Deciphering the RNA polymerase II CTD code in fission yeast

Abstract

The RNA polymerase II carboxy-terminal domain (CTD) consists of tandem Y(1)S(2)P(3)T(4)S(5)P(6)S(7) repeats. Dynamic remodeling of the CTD, especially its serine phosphorylation pattern, conveys informational cues about the transcription apparatus to a large ensemble of CTD-binding proteins. Our genetic dissection of fission yeast CTD function provides insights to the "CTD code." Two concepts stand out. First, the Ser2 requirement for transcription during sexual differentiation is bypassed by subtracting Ser7, signifying that imbalance in the phosphorylation array, not absence of a phospho-CTD cue, underlies a CTD-associated pathology. Second, the essentiality of Ser5 for vegetative growth is circumvented by covalently tethering mRNA capping enzymes to the CTD, thus proving that capping enzyme recruitment is a chief function of the Ser5-PO(4) mark. This illustrates that a key "letter" in the CTD code can be neutralized by delivering its essential cognate receptor to the transcription complex via an alternative route.

Figure 1. Effects of CTD mutations on fission yeast viability, vegetative growth, and mating proficiency

(A) The amino acid sequences the CTDs encoded by rpb1 alleles “WT”, T4A and S5A are displayed at left with the heptad repeats aligned vertically. The alleles are named according to the amino acid substitutions introduced into all 14 consensus heptads appended to the “rump” that connects the CTD to the body of Pol II. A summary of the mutational effects on growth and mating is compiled in the Table at right. (B) Viable S. pombe strains with the indicated rpb1-CTD alleles were grown in liquid medium until A₆₀₀ reached 0.6 to 0.9. The cultures were adjusted to A₆₀₀ of 0.1 and aliquots (3 μl) of serial 5-fold dilutions were spotted on YES agar plates. The plates were photographed after incubation for 8 d at 18°C, 6 d at 20°C, 3 d at 25° or 2.5 d at 30°, 34° and 37°C.

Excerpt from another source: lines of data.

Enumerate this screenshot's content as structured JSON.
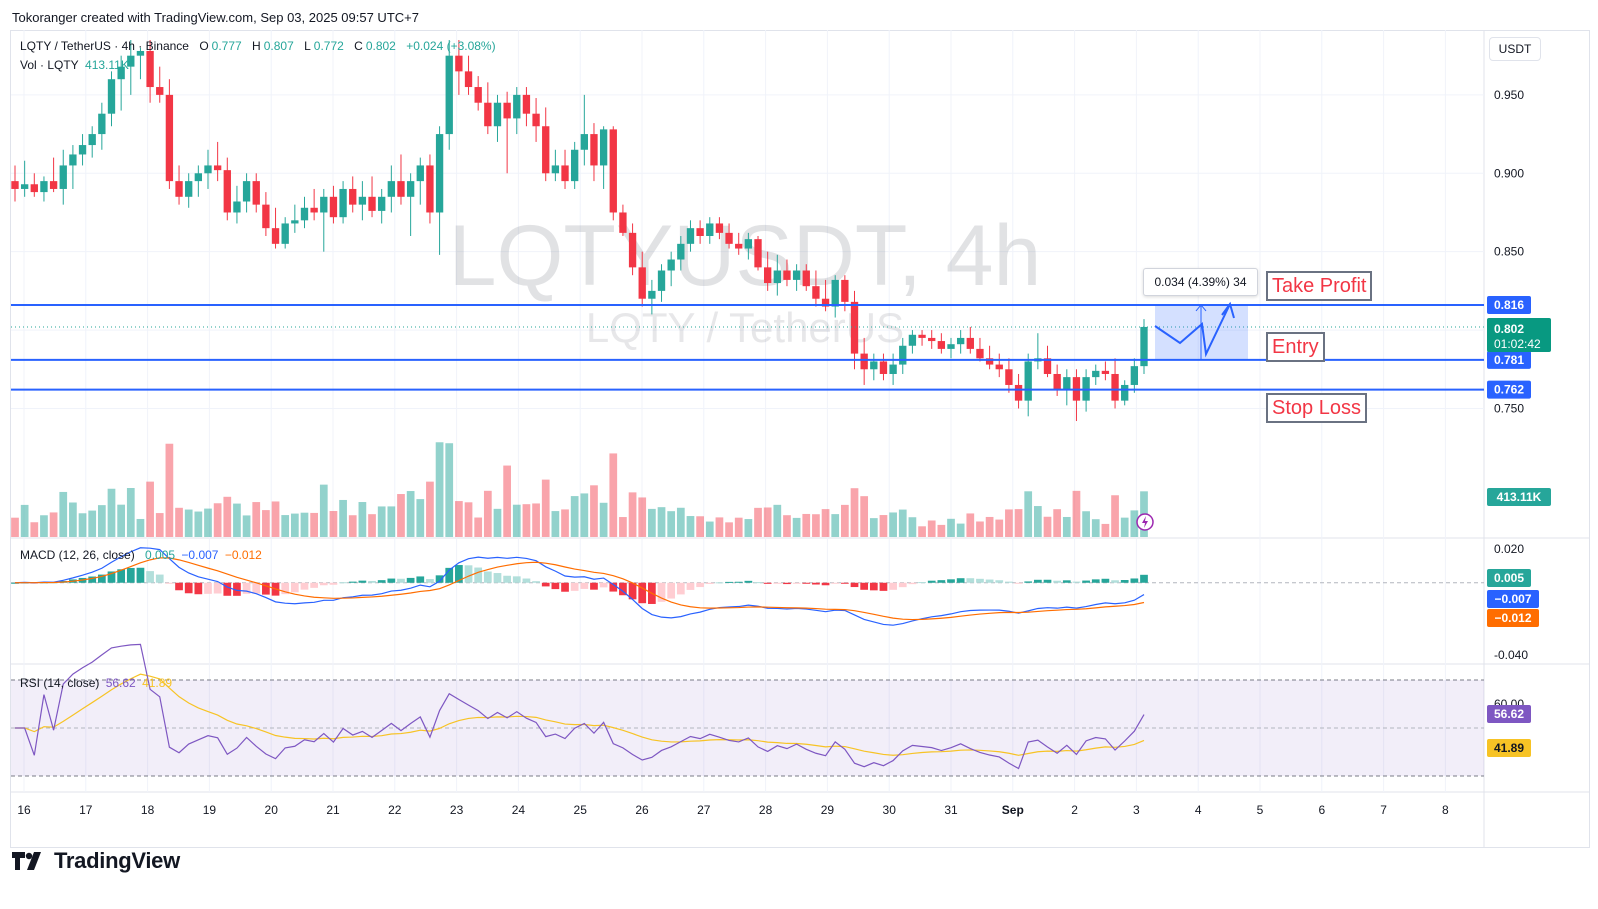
{
  "header": {
    "created_by": "Tokoranger created with TradingView.com, Sep 03, 2025 09:57 UTC+7"
  },
  "watermark": {
    "symbol": "LQTYUSDT, 4h",
    "name": "LQTY / TetherUS"
  },
  "legend": {
    "pair": "LQTY / TetherUS · 4h · Binance",
    "o_label": "O",
    "o": "0.777",
    "h_label": "H",
    "h": "0.807",
    "l_label": "L",
    "l": "0.772",
    "c_label": "C",
    "c": "0.802",
    "chg": "+0.024 (+3.08%)",
    "vol_label": "Vol · LQTY",
    "vol": "413.11K"
  },
  "currency_button": "USDT",
  "levels": {
    "take_profit": {
      "label": "Take Profit",
      "price": "0.816"
    },
    "entry": {
      "label": "Entry",
      "price": "0.781"
    },
    "stop_loss": {
      "label": "Stop Loss",
      "price": "0.762"
    }
  },
  "measure": {
    "text": "0.034 (4.39%) 34"
  },
  "price_axis": {
    "ticks": [
      "0.950",
      "0.900",
      "0.850",
      "0.750"
    ],
    "current": "0.802",
    "countdown": "01:02:42",
    "volume_badge": "413.11K"
  },
  "macd": {
    "label": "MACD (12, 26, close)",
    "hist": "0.005",
    "macd": "-0.007",
    "signal": "-0.012",
    "axis_ticks": [
      "0.020",
      "-0.040"
    ],
    "badges": [
      "0.005",
      "−0.007",
      "−0.012"
    ],
    "legend_values": [
      "0.005",
      "−0.007",
      "−0.012"
    ]
  },
  "rsi": {
    "label": "RSI (14, close)",
    "rsi": "56.62",
    "ma": "41.89",
    "axis_ticks": [
      "60.00"
    ],
    "badges": [
      "56.62",
      "41.89"
    ]
  },
  "time_axis": [
    "16",
    "17",
    "18",
    "19",
    "20",
    "21",
    "22",
    "23",
    "24",
    "25",
    "26",
    "27",
    "28",
    "29",
    "30",
    "31",
    "Sep",
    "2",
    "3",
    "4",
    "5",
    "6",
    "7",
    "8"
  ],
  "footer": {
    "brand": "TradingView"
  },
  "colors": {
    "up": "#26a69a",
    "down": "#f23645",
    "level_line": "#2962ff",
    "macd_line": "#2962ff",
    "signal_line": "#ff6d00",
    "rsi_line": "#7e57c2",
    "rsi_ma": "#f7c325"
  },
  "chart_data": {
    "type": "candlestick",
    "title": "LQTYUSDT, 4h",
    "timeframe": "4h",
    "x_range": [
      "Aug 16",
      "Sep 3"
    ],
    "y_range": [
      0.735,
      0.985
    ],
    "candles_ohlc": [
      [
        0.895,
        0.905,
        0.882,
        0.89
      ],
      [
        0.89,
        0.908,
        0.885,
        0.893
      ],
      [
        0.893,
        0.9,
        0.885,
        0.888
      ],
      [
        0.888,
        0.898,
        0.882,
        0.895
      ],
      [
        0.895,
        0.91,
        0.888,
        0.89
      ],
      [
        0.89,
        0.915,
        0.88,
        0.905
      ],
      [
        0.905,
        0.918,
        0.89,
        0.912
      ],
      [
        0.912,
        0.925,
        0.905,
        0.918
      ],
      [
        0.918,
        0.93,
        0.91,
        0.925
      ],
      [
        0.925,
        0.945,
        0.915,
        0.938
      ],
      [
        0.938,
        0.965,
        0.93,
        0.96
      ],
      [
        0.96,
        0.975,
        0.94,
        0.968
      ],
      [
        0.968,
        0.985,
        0.95,
        0.975
      ],
      [
        0.975,
        0.98,
        0.96,
        0.978
      ],
      [
        0.978,
        0.985,
        0.945,
        0.955
      ],
      [
        0.955,
        0.968,
        0.945,
        0.95
      ],
      [
        0.95,
        0.96,
        0.89,
        0.895
      ],
      [
        0.895,
        0.905,
        0.88,
        0.885
      ],
      [
        0.885,
        0.9,
        0.878,
        0.895
      ],
      [
        0.895,
        0.905,
        0.885,
        0.9
      ],
      [
        0.9,
        0.915,
        0.89,
        0.905
      ],
      [
        0.905,
        0.92,
        0.895,
        0.902
      ],
      [
        0.902,
        0.91,
        0.87,
        0.875
      ],
      [
        0.875,
        0.892,
        0.868,
        0.882
      ],
      [
        0.882,
        0.9,
        0.875,
        0.895
      ],
      [
        0.895,
        0.9,
        0.875,
        0.88
      ],
      [
        0.88,
        0.888,
        0.86,
        0.865
      ],
      [
        0.865,
        0.878,
        0.852,
        0.855
      ],
      [
        0.855,
        0.872,
        0.852,
        0.868
      ],
      [
        0.868,
        0.88,
        0.862,
        0.87
      ],
      [
        0.87,
        0.885,
        0.865,
        0.878
      ],
      [
        0.878,
        0.89,
        0.87,
        0.875
      ],
      [
        0.875,
        0.89,
        0.85,
        0.885
      ],
      [
        0.885,
        0.892,
        0.868,
        0.872
      ],
      [
        0.872,
        0.895,
        0.868,
        0.89
      ],
      [
        0.89,
        0.898,
        0.875,
        0.88
      ],
      [
        0.88,
        0.895,
        0.87,
        0.885
      ],
      [
        0.885,
        0.898,
        0.872,
        0.876
      ],
      [
        0.876,
        0.89,
        0.868,
        0.885
      ],
      [
        0.885,
        0.905,
        0.875,
        0.895
      ],
      [
        0.895,
        0.912,
        0.88,
        0.885
      ],
      [
        0.885,
        0.9,
        0.86,
        0.895
      ],
      [
        0.895,
        0.91,
        0.88,
        0.905
      ],
      [
        0.905,
        0.912,
        0.868,
        0.875
      ],
      [
        0.875,
        0.93,
        0.848,
        0.925
      ],
      [
        0.925,
        0.985,
        0.915,
        0.975
      ],
      [
        0.975,
        0.985,
        0.95,
        0.965
      ],
      [
        0.965,
        0.975,
        0.95,
        0.955
      ],
      [
        0.955,
        0.962,
        0.94,
        0.945
      ],
      [
        0.945,
        0.958,
        0.925,
        0.93
      ],
      [
        0.93,
        0.95,
        0.92,
        0.945
      ],
      [
        0.945,
        0.952,
        0.9,
        0.935
      ],
      [
        0.935,
        0.955,
        0.925,
        0.95
      ],
      [
        0.95,
        0.955,
        0.93,
        0.938
      ],
      [
        0.938,
        0.948,
        0.92,
        0.93
      ],
      [
        0.93,
        0.942,
        0.895,
        0.9
      ],
      [
        0.9,
        0.915,
        0.895,
        0.905
      ],
      [
        0.905,
        0.915,
        0.89,
        0.895
      ],
      [
        0.895,
        0.92,
        0.89,
        0.915
      ],
      [
        0.915,
        0.95,
        0.905,
        0.925
      ],
      [
        0.925,
        0.932,
        0.895,
        0.905
      ],
      [
        0.905,
        0.93,
        0.89,
        0.928
      ],
      [
        0.928,
        0.93,
        0.87,
        0.875
      ],
      [
        0.875,
        0.88,
        0.86,
        0.862
      ],
      [
        0.862,
        0.868,
        0.835,
        0.84
      ],
      [
        0.84,
        0.85,
        0.815,
        0.82
      ],
      [
        0.82,
        0.832,
        0.81,
        0.825
      ],
      [
        0.825,
        0.842,
        0.818,
        0.838
      ],
      [
        0.838,
        0.85,
        0.828,
        0.845
      ],
      [
        0.845,
        0.86,
        0.838,
        0.855
      ],
      [
        0.855,
        0.87,
        0.85,
        0.865
      ],
      [
        0.865,
        0.87,
        0.855,
        0.86
      ],
      [
        0.86,
        0.872,
        0.855,
        0.868
      ],
      [
        0.868,
        0.872,
        0.858,
        0.862
      ],
      [
        0.862,
        0.868,
        0.852,
        0.855
      ],
      [
        0.855,
        0.862,
        0.848,
        0.852
      ],
      [
        0.852,
        0.862,
        0.845,
        0.858
      ],
      [
        0.858,
        0.86,
        0.838,
        0.84
      ],
      [
        0.84,
        0.85,
        0.825,
        0.83
      ],
      [
        0.83,
        0.848,
        0.822,
        0.838
      ],
      [
        0.838,
        0.845,
        0.828,
        0.832
      ],
      [
        0.832,
        0.842,
        0.825,
        0.838
      ],
      [
        0.838,
        0.842,
        0.825,
        0.828
      ],
      [
        0.828,
        0.838,
        0.815,
        0.82
      ],
      [
        0.82,
        0.832,
        0.812,
        0.815
      ],
      [
        0.815,
        0.835,
        0.808,
        0.832
      ],
      [
        0.832,
        0.835,
        0.812,
        0.818
      ],
      [
        0.818,
        0.825,
        0.775,
        0.785
      ],
      [
        0.785,
        0.795,
        0.765,
        0.775
      ],
      [
        0.775,
        0.785,
        0.768,
        0.78
      ],
      [
        0.78,
        0.785,
        0.768,
        0.772
      ],
      [
        0.772,
        0.785,
        0.765,
        0.778
      ],
      [
        0.778,
        0.795,
        0.772,
        0.79
      ],
      [
        0.79,
        0.8,
        0.785,
        0.797
      ],
      [
        0.797,
        0.8,
        0.79,
        0.795
      ],
      [
        0.795,
        0.8,
        0.788,
        0.793
      ],
      [
        0.793,
        0.798,
        0.785,
        0.788
      ],
      [
        0.788,
        0.795,
        0.782,
        0.791
      ],
      [
        0.791,
        0.8,
        0.785,
        0.795
      ],
      [
        0.795,
        0.802,
        0.785,
        0.788
      ],
      [
        0.788,
        0.795,
        0.78,
        0.782
      ],
      [
        0.782,
        0.79,
        0.775,
        0.778
      ],
      [
        0.778,
        0.785,
        0.77,
        0.775
      ],
      [
        0.775,
        0.782,
        0.76,
        0.765
      ],
      [
        0.765,
        0.772,
        0.75,
        0.755
      ],
      [
        0.755,
        0.785,
        0.745,
        0.78
      ],
      [
        0.78,
        0.798,
        0.775,
        0.782
      ],
      [
        0.782,
        0.79,
        0.77,
        0.772
      ],
      [
        0.772,
        0.778,
        0.758,
        0.762
      ],
      [
        0.762,
        0.775,
        0.752,
        0.77
      ],
      [
        0.77,
        0.775,
        0.742,
        0.755
      ],
      [
        0.755,
        0.775,
        0.748,
        0.77
      ],
      [
        0.77,
        0.778,
        0.765,
        0.774
      ],
      [
        0.774,
        0.78,
        0.768,
        0.772
      ],
      [
        0.772,
        0.782,
        0.75,
        0.755
      ],
      [
        0.755,
        0.768,
        0.752,
        0.765
      ],
      [
        0.765,
        0.782,
        0.76,
        0.777
      ],
      [
        0.777,
        0.807,
        0.772,
        0.802
      ]
    ]
  }
}
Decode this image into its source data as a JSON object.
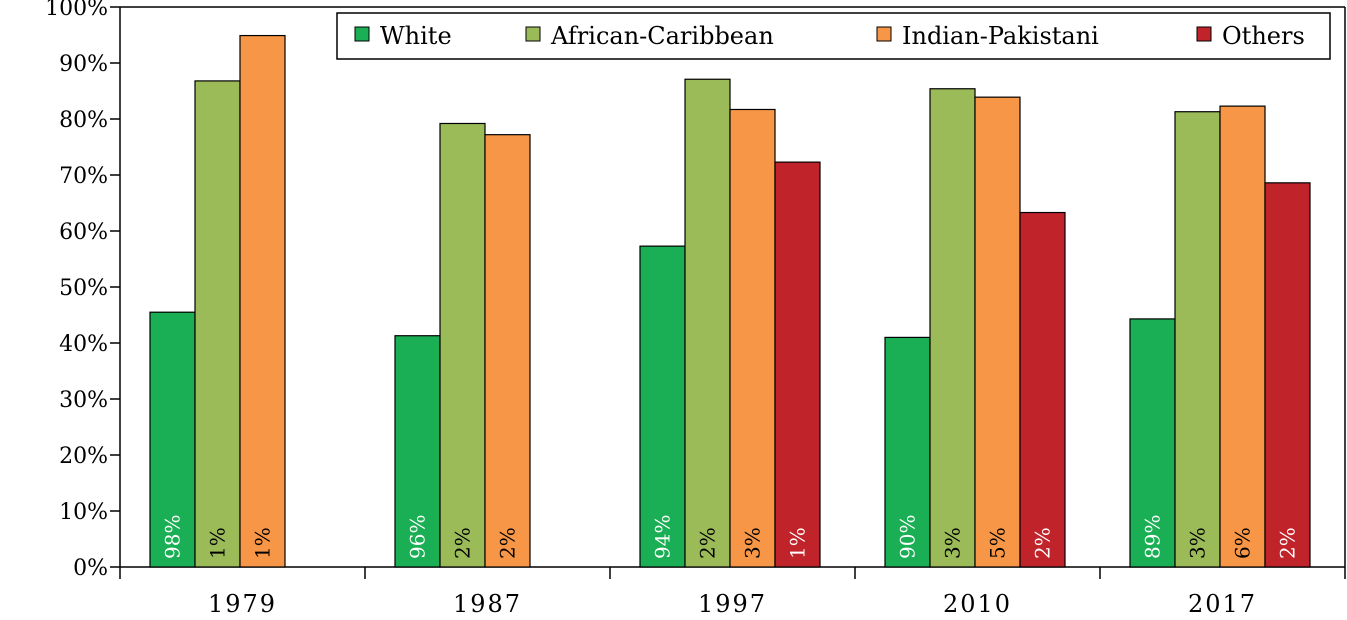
{
  "chart_data": {
    "type": "bar",
    "categories": [
      "1979",
      "1987",
      "1997",
      "2010",
      "2017"
    ],
    "ylim": [
      0,
      100
    ],
    "yticks": [
      "0%",
      "10%",
      "20%",
      "30%",
      "40%",
      "50%",
      "60%",
      "70%",
      "80%",
      "90%",
      "100%"
    ],
    "grid": false,
    "legend": "top-right",
    "series": [
      {
        "name": "White",
        "color": "#1aaf54",
        "values": [
          45.5,
          41.3,
          57.3,
          41.0,
          44.3
        ],
        "labels": [
          "98%",
          "96%",
          "94%",
          "90%",
          "89%"
        ],
        "label_color": "#ffffff"
      },
      {
        "name": "African-Caribbean",
        "color": "#9bbb59",
        "values": [
          86.8,
          79.2,
          87.1,
          85.4,
          81.3
        ],
        "labels": [
          "1%",
          "2%",
          "2%",
          "3%",
          "3%"
        ],
        "label_color": "#000000"
      },
      {
        "name": "Indian-Pakistani",
        "color": "#f79646",
        "values": [
          94.9,
          77.2,
          81.7,
          83.9,
          82.3
        ],
        "labels": [
          "1%",
          "2%",
          "3%",
          "5%",
          "6%"
        ],
        "label_color": "#000000"
      },
      {
        "name": "Others",
        "color": "#c0232a",
        "values": [
          null,
          null,
          72.3,
          63.3,
          68.6
        ],
        "labels": [
          null,
          null,
          "1%",
          "2%",
          "2%"
        ],
        "label_color": "#ffffff"
      }
    ]
  }
}
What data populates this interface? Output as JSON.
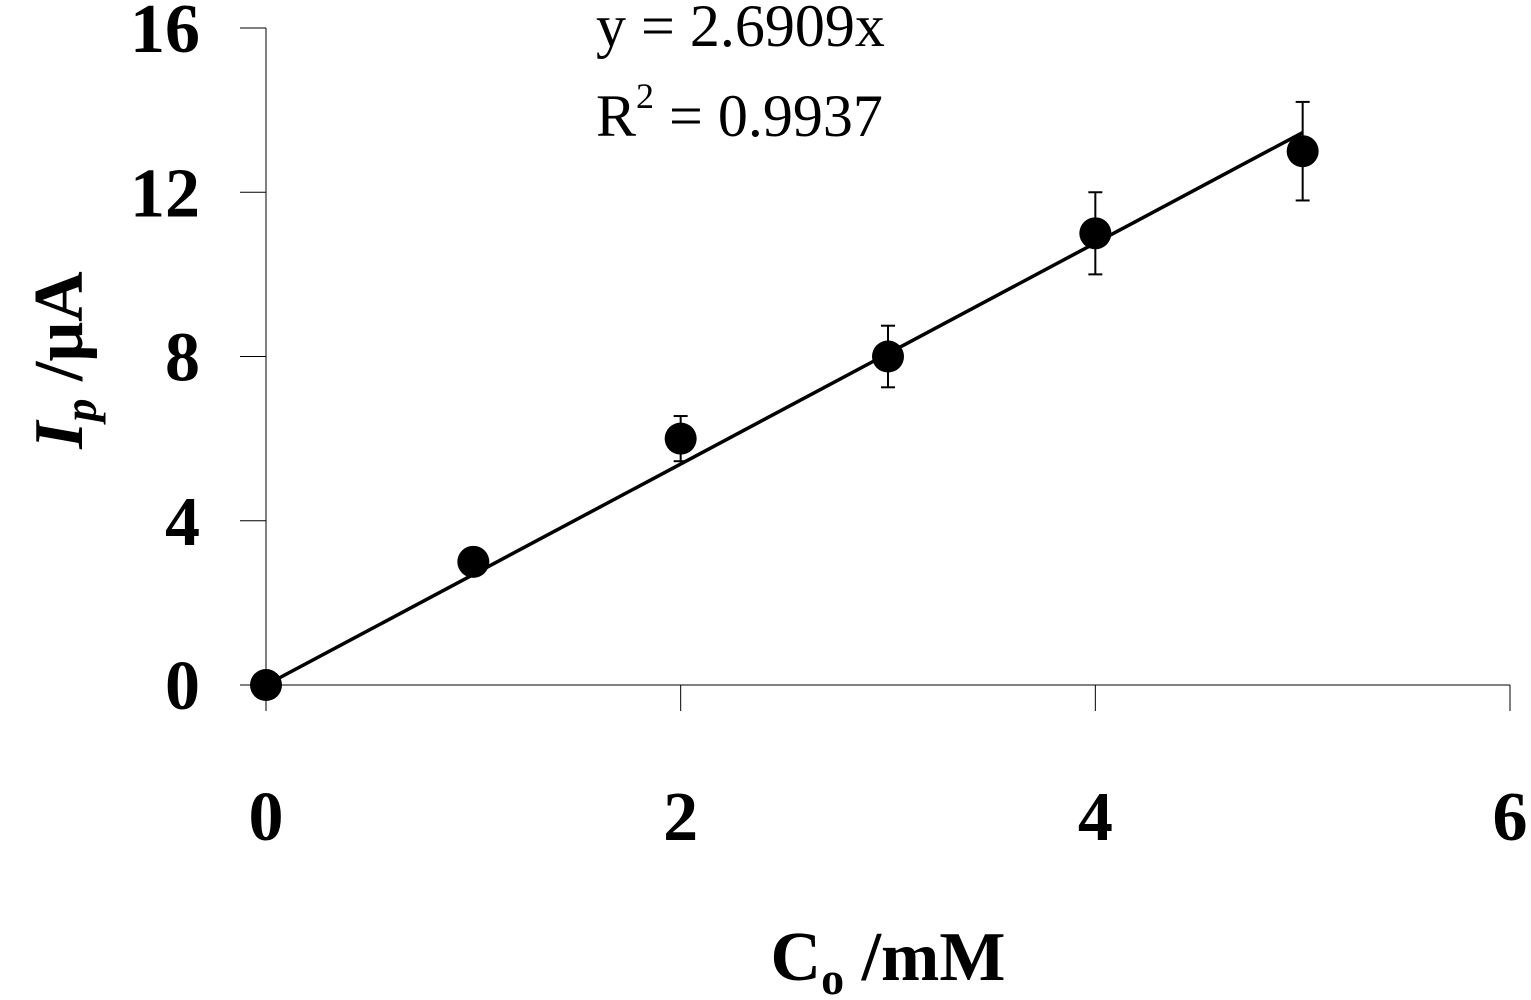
{
  "chart_data": {
    "type": "scatter",
    "xlabel": {
      "main": "C",
      "sub": "o",
      "rest": " /mM"
    },
    "ylabel": {
      "main": "I",
      "sub": "p",
      "rest": " /μA"
    },
    "xlim": [
      0,
      6
    ],
    "ylim": [
      0,
      16
    ],
    "x_ticks": [
      0,
      2,
      4,
      6
    ],
    "x_tick_labels": [
      "0",
      "2",
      "4",
      "6"
    ],
    "y_ticks": [
      0,
      4,
      8,
      12,
      16
    ],
    "y_tick_labels": [
      "0",
      "4",
      "8",
      "12",
      "16"
    ],
    "series": [
      {
        "x": [
          0,
          1,
          2,
          3,
          4,
          5
        ],
        "y": [
          0,
          3.0,
          6.0,
          8.0,
          11.0,
          13.0
        ],
        "error": [
          0,
          0,
          0.55,
          0.75,
          1.0,
          1.2
        ],
        "color": "#000000"
      }
    ],
    "trendline": {
      "slope": 2.6909,
      "intercept": 0,
      "x_range": [
        0,
        5
      ],
      "equation_label": "y = 2.6909x",
      "r2_label": {
        "main": "R",
        "sup": "2",
        "rest": " = 0.9937"
      }
    },
    "grid": false,
    "legend": "none"
  }
}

Figure 2. S7A suppresses the requirement for Ser2 for fission yeast mating and ste11 induction

(A) Representative photomicrographs of homothallic WT, S2A and S2A+S7A cells after 24 h in mating/sporulation medium (malt). Cells were treated with DAPI and then visualized by differential interference contrast (left panels) and fluorescence (right panels) microscopy. The stars indicate examples of asci. (B) Northern blot analysis of ste11⁺ and mei2⁺ mRNA levels in exponentially growing homothallic WT, S2A and S2A+S7A cells before (YES), or 5 hr after transfer to mating medium (malt). As a control for equal loading of RNA in each lane, ribosomal RNAs (28S and 18S) stained with ethidium bromide (negative image) are shown in the bottom panel. (C) Western blot analysis of Rpb1 CTD phosphorylation status in exponentially growing heterothallic WT, S2A, S7A and S2A+S7A cells using antibody to bulk Rpb1 (8WG16, top panel) and phospho-specific antibodies against Ser7-P (middle panel) and Ser2-P (bottom panel). The positions and sizes (kDa) of marker proteins are indicated at left.

Figure 3. The lethality of S5A is bypassed by fusion of capping enzyme to the CTD

(A) The S5A-Mce1 fusion is depicted at right. rpb1-S5-MCE1 and rpb1-S5A-MCE1 cells were grown in liquid culture at 30°C and serial dilutions were spotted to YES agar. The plates were photographed after 4 d at 25°C, or 3 d at 30 and 34°C. (B) Pol II immunoblots of extracts of rpb1⁺, S5-MCE1, and S5A-MCE1 cells using 8WG16 (left panel) or anti-Ser5-P (right panel) antibodies. The positions and sizes (kDa) of marker proteins are indicated at left. (C) Guanylyltransferase activity was gauged by label transfer from [α³²P]GTP to the active capping enzymes in the extract to form covalent enzyme-[³²P]GMP adducts detectable by SDS-PAGE and autoradiography. The positions of marker proteins are as in panel B. (See also Fig. S1.)

Figure 4. S5/S5A CTD chimaeras

S. pombe strains with the indicated rpb1-CTD alleles were grown in liquid YES medium. The cultures were adjusted to A₆₀₀ of 0.1 and aliquots (3 μl) of serial 5-fold dilutions were spotted on YES agar plates. The plates were photographed after 7 d at 18°C, 6 d at 20°C, 3 d at 25°C, or 2.5 d at 30°C, 34°C, and 37°C.